The social cost of northern development

Feb 28th, 2014

Janet Harron

The social cost of northern development

Canada’s North offers tremendous potential for development. But northern development often comes with significant social and environmental costs, particularly for Aboriginal communities. That’s just as true now as in 1948 when Giant Mine opened in Yellowknife. 

Over the course of 56 years the mine produced over 220,000 kilograms of gold and significant economic returns for the mine’s shareholders. But that gold didn’t come cheap. A by-product of the massive economic development generated by the mine was over 200,000 tons of arsenic dust that has caused severe health effects  and at least one death among Yellowknives Dene First Nation (YKDFN) members and others in and around Yellowknife. The arsenic is still buried at the site.

Memorial history professor John Sandlos and his research partner geographer Dr. Arn Keeling have spent the last several years researching old and abandoned mines in the north.

The Toxic Legacies Project is their latest collaboration. A partnership among researchers at Memorial and Lakehead universities, the Goyatiko Language Society (a non-profit organization dedicated to the preservation of the Weledeh language)  and Alternatives North  (a Yellowknife environmental and social justice coalition), the SSHRC-funded project examines the history and legacy at Giant Mine.

“It was a natural evolution from our project on abandoned mines in northern Canada,” says Dr. Sandlos. “The Giant Mine story is ongoing as there is a current proposal to freeze the arsenic under Giant Mine forever. This raises similar issues to nuclear waste.”

One of these issues is how to communicate with future generations about the presence of dangerous waste. The Toxic Legacies Project asks how we can keep people of the future from entering the arsenic chambers and explain to them what must be done to keep the arsenic contained.

“The development grant we received from SSHRC is oriented toward public outreach,” said Dr. Sandlos, explaining that this means an emphasis on websites, workshops, films and open access reports. “Our work on this project is meant to generate practical research responses to pressing questions about the issue of long term contamination of abandoned mine sites.”

This semester, Dr. Sandlos is also teaching about these issues in a new course specifically on Canada and the Great White North, which (according to the syllabus) “will examine the idea and historical processes that have contributed to the colonization of the land and people of the Canadian North.”

The course will progress chronologically through pre contact, oral history narratives and contemporary industrial practices. Dr. Sandlos is particularly proud that he has assigned a significant amount of primary source material for students as well as films from Isuma TV, a First Nations alternative media site.

“We’re definitely bringing First Nations voices into the course as well as looking at militarization, northern development and toxic legacies,” said Dr. Sandlos. “Using the films we can bring the perspective of an Inuit elder directly into the classroom.” 

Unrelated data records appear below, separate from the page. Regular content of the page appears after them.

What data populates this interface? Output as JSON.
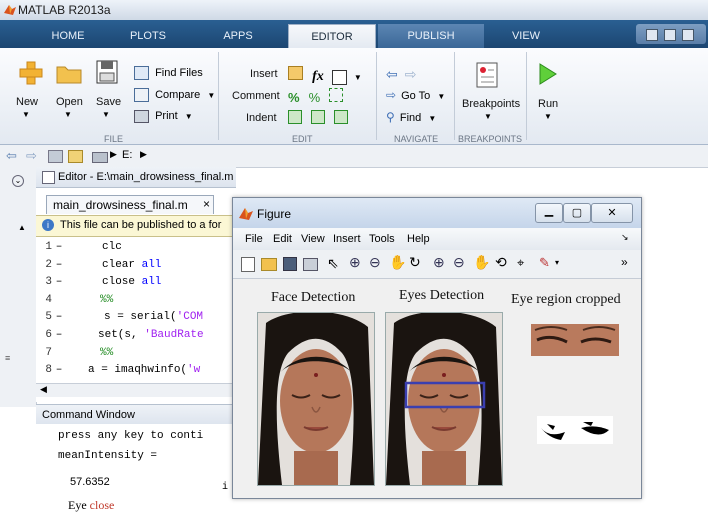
{
  "app": {
    "title": "MATLAB R2013a"
  },
  "tabs": [
    "HOME",
    "PLOTS",
    "APPS",
    "EDITOR",
    "PUBLISH",
    "VIEW"
  ],
  "ribbon": {
    "file": {
      "new": "New",
      "open": "Open",
      "save": "Save",
      "find_files": "Find Files",
      "compare": "Compare",
      "print": "Print",
      "group": "FILE"
    },
    "edit": {
      "insert": "Insert",
      "comment": "Comment",
      "indent": "Indent",
      "group": "EDIT"
    },
    "navigate": {
      "goto": "Go To",
      "find": "Find",
      "group": "NAVIGATE"
    },
    "breakpoints": {
      "label": "Breakpoints",
      "group": "BREAKPOINTS"
    },
    "run": {
      "label": "Run"
    }
  },
  "address": {
    "path": "E:"
  },
  "editor": {
    "title": "Editor - E:\\main_drowsiness_final.m",
    "file_tab": "main_drowsiness_final.m",
    "close_tab": "×",
    "info": "This file can be published to a for",
    "lines": [
      {
        "n": "1",
        "dash": "–",
        "code": "clc"
      },
      {
        "n": "2",
        "dash": "–",
        "code": "clear all"
      },
      {
        "n": "3",
        "dash": "–",
        "code": "close all"
      },
      {
        "n": "4",
        "dash": "",
        "code": "%%"
      },
      {
        "n": "5",
        "dash": "–",
        "code": "s = serial('COM"
      },
      {
        "n": "6",
        "dash": "–",
        "code": "set(s, 'BaudRate"
      },
      {
        "n": "7",
        "dash": "",
        "code": "%%"
      },
      {
        "n": "8",
        "dash": "–",
        "code": "a = imaqhwinfo('w"
      }
    ]
  },
  "command": {
    "title": "Command Window",
    "lines": [
      "press any key to conti",
      "meanIntensity =",
      "57.6352"
    ],
    "fx_fragment": "i"
  },
  "below": {
    "word1": "Eye",
    "word2": "close"
  },
  "figure": {
    "title": "Figure",
    "menu": [
      "File",
      "Edit",
      "View",
      "Insert",
      "Tools",
      "Help"
    ],
    "captions": [
      "Face Detection",
      "Eyes Detection",
      "Eye region cropped"
    ],
    "more": "»"
  },
  "colors": {
    "tab_bar": "#1c4671",
    "accent": "#0000ff",
    "string": "#a020f0",
    "comment": "#228b22",
    "eye_box": "#3a3fb0",
    "close_text": "#c0392b"
  }
}
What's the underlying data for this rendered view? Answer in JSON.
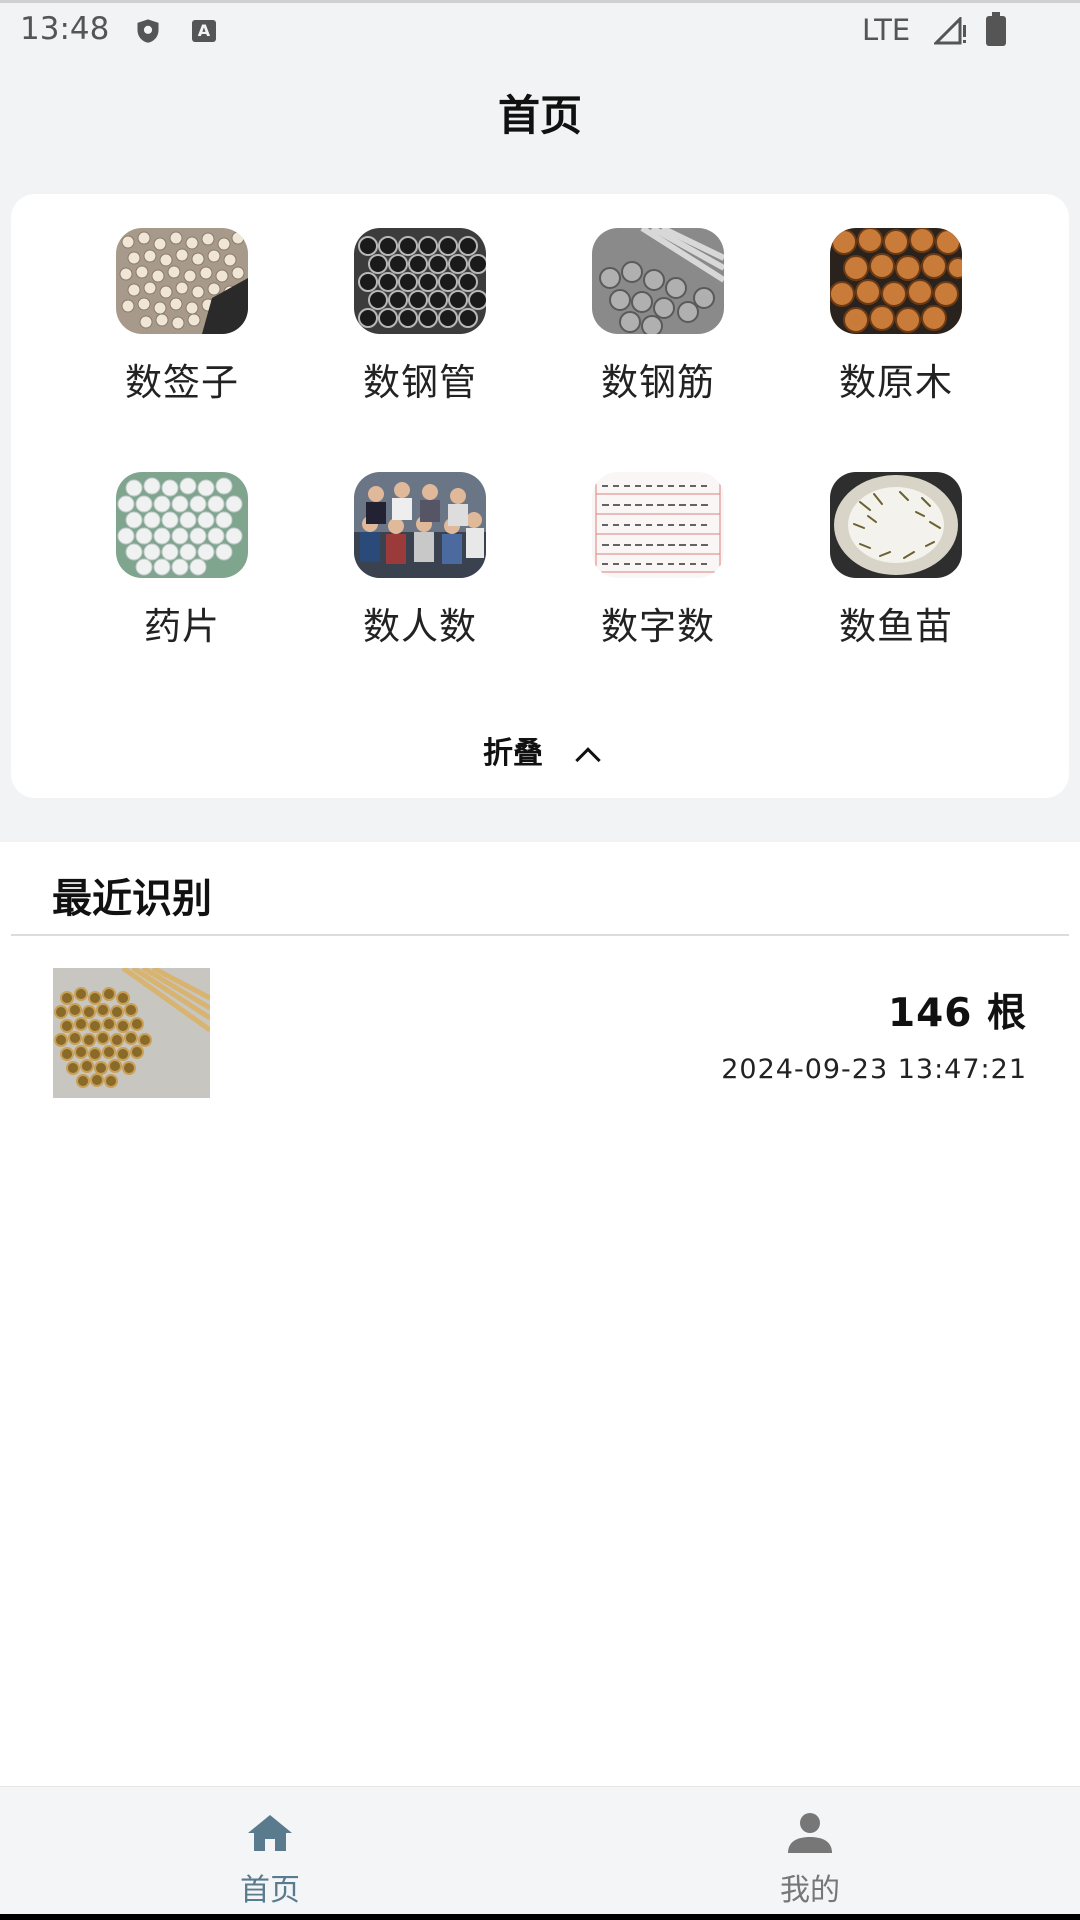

He made his first trip North in the late 1990s when his wife (Memorial biologist Dr. Yolanda Wiersma) got a job as a high school teacher in Fort Resolution, on the shore of Great Slave Lake, NWT.

 

Several things about that first visit made an impression including the low winter light and his first glimpse of the aurora borealis. Any idea he might have had about a pristine north was shattered, however when he first encountered  over 40 open pits during a visit to the abandoned Pine Point Mine.

“It was an eye-opener for sure – the impact on that landscape was just stunning,” he recalls.

The Guardians of Eternity, a documentary film about the arsenic issue at Giant Mine is currently in development with independent filmmakers Kelly Saxberg and France Benoit.  A short clip can be seen at http;//viceo.com/35522130.